Henson había reculado al oír los detalles de la historia de Rosa Goren. Daba la impresión de que no sabía muy bien qué decir.

—Creemos que deseaba ocultártelo.

De repente, Esther dejó de caminar con nerviosismo por la habitación.

—¿Qué efectos habría tenido en tu vida de ciudadana israelí que se te conociese como la hija de Meyerbeer? —prosiguió Henson— ¿Mantendrías un secreto de esa índole para proteger a tu hija? Quiero decir, si tuvieses una hija.

Esther se volvió hacia la ventana y se agarró a la silla para apoyarse.

—No —dijo ella—. No. Habría tenido que entregarlo. No soy tan fuerte como mi madre. Como lo era mi madre.
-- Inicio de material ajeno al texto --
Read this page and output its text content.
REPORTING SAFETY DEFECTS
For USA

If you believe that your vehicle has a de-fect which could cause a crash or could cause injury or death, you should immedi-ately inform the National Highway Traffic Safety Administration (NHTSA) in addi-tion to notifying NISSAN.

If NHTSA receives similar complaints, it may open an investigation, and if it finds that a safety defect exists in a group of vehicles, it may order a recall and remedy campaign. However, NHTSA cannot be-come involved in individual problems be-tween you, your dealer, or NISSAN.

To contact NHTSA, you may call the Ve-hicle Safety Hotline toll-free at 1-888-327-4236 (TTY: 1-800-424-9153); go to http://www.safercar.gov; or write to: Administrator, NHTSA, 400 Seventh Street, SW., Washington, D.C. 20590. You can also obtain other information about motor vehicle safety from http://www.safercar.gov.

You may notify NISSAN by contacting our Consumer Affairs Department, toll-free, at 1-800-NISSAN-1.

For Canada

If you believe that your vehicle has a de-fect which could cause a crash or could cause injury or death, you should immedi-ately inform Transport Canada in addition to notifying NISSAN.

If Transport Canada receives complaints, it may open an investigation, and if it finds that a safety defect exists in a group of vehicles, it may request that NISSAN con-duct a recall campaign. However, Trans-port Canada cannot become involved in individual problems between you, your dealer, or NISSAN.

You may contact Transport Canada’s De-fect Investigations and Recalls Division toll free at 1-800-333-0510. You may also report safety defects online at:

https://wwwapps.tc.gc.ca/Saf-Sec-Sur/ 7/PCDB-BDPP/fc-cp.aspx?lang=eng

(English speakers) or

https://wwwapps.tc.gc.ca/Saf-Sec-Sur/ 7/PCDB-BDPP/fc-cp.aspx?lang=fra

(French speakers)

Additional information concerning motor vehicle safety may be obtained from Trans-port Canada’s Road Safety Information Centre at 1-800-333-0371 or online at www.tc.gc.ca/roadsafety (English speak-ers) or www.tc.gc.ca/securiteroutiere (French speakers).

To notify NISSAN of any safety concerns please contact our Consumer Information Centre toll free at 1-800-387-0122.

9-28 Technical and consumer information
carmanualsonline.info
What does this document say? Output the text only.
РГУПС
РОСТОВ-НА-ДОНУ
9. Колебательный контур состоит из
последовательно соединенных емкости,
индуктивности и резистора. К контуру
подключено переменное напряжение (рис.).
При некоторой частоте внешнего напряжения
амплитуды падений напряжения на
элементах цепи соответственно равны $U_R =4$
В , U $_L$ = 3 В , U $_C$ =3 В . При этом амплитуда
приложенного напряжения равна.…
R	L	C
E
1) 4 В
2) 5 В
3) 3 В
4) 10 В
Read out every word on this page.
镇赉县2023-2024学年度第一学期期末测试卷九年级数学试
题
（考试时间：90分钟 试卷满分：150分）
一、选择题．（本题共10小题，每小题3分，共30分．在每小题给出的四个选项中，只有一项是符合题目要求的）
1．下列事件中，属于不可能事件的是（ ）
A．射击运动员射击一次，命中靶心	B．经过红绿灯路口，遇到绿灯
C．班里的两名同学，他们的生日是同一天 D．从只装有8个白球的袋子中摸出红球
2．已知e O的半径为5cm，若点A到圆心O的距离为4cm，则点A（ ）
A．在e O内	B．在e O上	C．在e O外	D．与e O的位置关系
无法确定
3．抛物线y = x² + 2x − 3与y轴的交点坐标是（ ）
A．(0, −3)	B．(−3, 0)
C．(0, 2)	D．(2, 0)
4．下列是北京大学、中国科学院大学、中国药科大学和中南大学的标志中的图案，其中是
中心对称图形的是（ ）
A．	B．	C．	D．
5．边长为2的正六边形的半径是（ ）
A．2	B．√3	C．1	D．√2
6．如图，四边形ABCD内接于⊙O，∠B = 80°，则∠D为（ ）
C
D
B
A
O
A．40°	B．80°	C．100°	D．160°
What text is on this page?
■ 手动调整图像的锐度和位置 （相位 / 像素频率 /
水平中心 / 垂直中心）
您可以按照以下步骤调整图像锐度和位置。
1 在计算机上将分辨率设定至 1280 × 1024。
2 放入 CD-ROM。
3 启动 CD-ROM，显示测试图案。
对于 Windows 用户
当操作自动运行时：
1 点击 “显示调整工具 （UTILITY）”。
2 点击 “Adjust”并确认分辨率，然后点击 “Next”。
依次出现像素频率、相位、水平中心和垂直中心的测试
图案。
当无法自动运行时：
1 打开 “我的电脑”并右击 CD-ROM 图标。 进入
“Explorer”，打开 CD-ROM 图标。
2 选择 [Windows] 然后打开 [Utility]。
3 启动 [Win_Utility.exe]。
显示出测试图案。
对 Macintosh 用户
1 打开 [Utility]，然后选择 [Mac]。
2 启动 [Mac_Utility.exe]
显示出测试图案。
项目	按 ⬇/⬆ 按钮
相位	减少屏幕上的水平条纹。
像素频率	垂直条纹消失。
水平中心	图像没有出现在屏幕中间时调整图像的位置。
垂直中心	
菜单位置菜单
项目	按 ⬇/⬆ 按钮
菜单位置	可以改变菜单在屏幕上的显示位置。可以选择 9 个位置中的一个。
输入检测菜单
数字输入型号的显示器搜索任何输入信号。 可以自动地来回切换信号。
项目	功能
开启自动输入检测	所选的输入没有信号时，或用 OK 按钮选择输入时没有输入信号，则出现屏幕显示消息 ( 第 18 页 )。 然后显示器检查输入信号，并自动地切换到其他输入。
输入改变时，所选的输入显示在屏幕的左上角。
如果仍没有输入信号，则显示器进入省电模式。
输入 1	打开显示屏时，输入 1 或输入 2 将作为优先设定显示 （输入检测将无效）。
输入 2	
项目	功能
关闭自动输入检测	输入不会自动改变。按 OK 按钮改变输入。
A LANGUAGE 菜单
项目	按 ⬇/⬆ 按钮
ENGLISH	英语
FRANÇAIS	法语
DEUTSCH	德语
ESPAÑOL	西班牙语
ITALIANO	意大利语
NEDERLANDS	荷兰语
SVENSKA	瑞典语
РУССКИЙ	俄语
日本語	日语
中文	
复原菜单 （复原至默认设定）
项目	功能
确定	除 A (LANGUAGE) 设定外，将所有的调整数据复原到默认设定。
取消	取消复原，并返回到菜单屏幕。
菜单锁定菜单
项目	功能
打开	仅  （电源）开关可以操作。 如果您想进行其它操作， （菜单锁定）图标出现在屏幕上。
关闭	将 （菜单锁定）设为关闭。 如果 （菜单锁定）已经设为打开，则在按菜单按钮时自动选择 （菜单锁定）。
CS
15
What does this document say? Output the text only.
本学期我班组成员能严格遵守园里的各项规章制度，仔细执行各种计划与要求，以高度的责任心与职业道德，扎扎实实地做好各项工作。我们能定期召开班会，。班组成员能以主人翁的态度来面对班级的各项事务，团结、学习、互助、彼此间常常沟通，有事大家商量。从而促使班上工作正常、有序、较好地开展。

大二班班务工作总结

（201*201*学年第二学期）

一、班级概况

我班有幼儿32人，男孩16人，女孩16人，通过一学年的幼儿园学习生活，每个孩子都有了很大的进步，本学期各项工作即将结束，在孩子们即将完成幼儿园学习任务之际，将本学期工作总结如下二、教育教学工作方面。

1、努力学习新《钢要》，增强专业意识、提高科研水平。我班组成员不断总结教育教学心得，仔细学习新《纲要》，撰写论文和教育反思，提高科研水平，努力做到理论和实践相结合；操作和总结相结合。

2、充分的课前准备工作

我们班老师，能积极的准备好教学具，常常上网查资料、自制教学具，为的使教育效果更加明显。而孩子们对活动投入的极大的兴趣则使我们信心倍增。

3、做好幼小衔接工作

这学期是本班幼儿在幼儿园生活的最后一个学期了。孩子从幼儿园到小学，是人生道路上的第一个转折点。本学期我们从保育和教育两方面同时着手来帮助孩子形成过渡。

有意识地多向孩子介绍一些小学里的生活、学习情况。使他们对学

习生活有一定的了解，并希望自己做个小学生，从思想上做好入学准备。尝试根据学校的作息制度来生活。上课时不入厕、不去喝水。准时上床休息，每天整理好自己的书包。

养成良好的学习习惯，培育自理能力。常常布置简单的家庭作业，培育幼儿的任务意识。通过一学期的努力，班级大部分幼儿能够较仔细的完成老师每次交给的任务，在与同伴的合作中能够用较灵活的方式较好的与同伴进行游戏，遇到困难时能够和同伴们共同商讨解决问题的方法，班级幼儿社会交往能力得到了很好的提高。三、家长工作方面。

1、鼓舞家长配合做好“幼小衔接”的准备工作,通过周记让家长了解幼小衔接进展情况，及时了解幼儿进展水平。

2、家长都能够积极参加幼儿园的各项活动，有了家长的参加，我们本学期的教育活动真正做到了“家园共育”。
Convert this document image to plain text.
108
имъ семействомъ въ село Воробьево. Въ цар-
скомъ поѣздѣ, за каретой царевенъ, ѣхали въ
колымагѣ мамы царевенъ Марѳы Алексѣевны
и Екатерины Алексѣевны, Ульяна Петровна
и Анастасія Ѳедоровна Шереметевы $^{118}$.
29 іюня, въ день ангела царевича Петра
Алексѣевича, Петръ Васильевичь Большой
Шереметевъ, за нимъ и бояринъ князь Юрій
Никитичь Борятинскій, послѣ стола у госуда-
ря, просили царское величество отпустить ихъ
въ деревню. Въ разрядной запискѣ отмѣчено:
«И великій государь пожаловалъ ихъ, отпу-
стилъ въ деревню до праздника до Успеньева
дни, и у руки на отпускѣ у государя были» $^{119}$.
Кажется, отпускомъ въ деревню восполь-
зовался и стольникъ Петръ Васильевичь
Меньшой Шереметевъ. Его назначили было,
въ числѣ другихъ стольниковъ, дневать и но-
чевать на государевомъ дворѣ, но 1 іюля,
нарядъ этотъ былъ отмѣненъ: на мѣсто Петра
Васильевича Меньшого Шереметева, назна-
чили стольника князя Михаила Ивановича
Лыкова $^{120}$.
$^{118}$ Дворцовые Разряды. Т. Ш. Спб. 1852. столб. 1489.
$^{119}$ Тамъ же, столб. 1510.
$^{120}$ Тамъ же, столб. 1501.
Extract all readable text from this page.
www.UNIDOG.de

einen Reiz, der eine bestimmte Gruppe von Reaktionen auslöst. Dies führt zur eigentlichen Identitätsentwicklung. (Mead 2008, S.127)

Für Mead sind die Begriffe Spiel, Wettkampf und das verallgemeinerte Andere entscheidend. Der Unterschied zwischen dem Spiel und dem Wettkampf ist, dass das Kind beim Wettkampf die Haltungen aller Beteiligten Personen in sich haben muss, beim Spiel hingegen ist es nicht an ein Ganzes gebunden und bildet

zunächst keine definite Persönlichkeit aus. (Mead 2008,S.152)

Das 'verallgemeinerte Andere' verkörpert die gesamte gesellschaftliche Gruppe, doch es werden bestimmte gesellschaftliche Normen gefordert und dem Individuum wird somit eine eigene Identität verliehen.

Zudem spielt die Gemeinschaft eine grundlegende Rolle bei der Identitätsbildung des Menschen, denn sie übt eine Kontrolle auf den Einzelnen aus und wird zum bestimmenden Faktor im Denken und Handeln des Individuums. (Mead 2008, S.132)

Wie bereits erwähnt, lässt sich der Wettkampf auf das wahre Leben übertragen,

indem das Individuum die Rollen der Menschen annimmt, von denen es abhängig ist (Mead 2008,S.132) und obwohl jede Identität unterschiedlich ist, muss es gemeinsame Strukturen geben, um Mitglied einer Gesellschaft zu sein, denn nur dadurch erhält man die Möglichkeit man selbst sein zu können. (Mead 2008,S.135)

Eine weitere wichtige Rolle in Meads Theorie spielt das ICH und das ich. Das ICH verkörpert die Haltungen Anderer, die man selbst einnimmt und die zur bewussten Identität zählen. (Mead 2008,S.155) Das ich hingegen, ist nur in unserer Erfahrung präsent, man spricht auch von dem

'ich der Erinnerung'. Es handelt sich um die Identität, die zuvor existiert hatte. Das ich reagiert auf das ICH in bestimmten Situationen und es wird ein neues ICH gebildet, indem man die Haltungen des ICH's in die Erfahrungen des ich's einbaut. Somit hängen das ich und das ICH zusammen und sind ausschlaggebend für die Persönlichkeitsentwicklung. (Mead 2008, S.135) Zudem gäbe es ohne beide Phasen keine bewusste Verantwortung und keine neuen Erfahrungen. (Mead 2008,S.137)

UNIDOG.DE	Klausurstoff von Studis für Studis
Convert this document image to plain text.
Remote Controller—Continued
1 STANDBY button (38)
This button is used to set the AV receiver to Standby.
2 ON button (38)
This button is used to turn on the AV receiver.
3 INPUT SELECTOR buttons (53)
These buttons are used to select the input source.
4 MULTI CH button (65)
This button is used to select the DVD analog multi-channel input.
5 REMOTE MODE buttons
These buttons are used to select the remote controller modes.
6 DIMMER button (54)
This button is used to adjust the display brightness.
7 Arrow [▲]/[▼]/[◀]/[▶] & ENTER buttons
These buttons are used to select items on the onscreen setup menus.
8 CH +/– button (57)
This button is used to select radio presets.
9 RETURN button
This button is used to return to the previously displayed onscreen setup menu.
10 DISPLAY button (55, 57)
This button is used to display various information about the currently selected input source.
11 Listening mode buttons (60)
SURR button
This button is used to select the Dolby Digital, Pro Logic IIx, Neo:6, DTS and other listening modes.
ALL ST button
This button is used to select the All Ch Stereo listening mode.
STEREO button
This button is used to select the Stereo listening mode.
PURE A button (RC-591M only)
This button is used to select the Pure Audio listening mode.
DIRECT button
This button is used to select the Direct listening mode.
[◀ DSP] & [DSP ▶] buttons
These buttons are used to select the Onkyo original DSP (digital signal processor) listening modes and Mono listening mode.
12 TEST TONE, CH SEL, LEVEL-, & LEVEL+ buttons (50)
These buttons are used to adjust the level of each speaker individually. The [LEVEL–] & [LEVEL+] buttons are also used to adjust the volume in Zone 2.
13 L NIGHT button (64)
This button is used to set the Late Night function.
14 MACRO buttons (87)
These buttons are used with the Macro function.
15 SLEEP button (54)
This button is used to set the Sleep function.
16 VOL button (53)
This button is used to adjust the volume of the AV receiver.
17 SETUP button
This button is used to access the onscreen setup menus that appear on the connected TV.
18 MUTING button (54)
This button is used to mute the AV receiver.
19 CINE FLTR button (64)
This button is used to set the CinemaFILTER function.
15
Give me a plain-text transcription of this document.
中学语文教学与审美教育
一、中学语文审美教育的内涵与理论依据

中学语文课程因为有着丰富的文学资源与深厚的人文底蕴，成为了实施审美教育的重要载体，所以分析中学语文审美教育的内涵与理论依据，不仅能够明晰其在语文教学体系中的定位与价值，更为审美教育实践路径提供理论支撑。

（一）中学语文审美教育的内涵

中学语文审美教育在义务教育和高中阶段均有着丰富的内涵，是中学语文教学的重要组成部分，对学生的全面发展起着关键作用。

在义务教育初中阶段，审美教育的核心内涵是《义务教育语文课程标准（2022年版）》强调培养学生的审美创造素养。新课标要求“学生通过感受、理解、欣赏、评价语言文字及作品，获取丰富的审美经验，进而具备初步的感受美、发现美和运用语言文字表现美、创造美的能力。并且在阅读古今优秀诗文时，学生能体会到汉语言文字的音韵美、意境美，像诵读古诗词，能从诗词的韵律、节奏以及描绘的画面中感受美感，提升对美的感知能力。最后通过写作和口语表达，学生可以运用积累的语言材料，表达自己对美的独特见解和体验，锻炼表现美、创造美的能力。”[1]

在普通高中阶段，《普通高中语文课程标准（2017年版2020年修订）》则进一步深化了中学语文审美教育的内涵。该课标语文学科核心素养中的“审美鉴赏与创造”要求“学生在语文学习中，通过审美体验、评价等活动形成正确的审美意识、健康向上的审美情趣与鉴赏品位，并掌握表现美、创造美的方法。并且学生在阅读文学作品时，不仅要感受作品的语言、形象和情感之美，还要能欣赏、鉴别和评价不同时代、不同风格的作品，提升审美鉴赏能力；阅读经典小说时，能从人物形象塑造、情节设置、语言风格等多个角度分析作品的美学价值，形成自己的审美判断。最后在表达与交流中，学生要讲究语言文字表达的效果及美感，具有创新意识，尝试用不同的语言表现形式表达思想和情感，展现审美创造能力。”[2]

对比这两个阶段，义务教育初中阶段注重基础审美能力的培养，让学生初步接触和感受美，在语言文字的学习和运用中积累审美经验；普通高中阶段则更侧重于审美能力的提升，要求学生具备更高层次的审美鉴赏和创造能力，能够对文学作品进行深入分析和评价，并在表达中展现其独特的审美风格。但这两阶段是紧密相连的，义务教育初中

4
Hubo un largo silencio y después los ruidos habituales del hospital llegaron hasta el torbellino de su conciencia. Llamaban a un médico por megafonía. Una silla de ruedas chirriaba al pasar por el pasillo.

Henson habló con prudencia:

—Creo que te infravaloras. Te enfrentaste a un hombre armado, y tú sólo tenías un destornillador y un atomizador de pintura.

—Y ese hombre no debería haber tenido una sola oportunidad. Tendría que haberlo vencido.

Mirándola fijamente a sus grandes y oscuros ojos, Henson le dijo:

—Me da la impresión, y me dirás si me equivoco, de que quieres saber quién era tu padre, para bien o para mal.

—Se supone que debo estar en el aeropuerto a las cuatro —dijo Esther, como atontada.

—La compañía El-Al tiene vuelos todos los días —dijo Henson—. El mundo es un pañuelo, después de todo.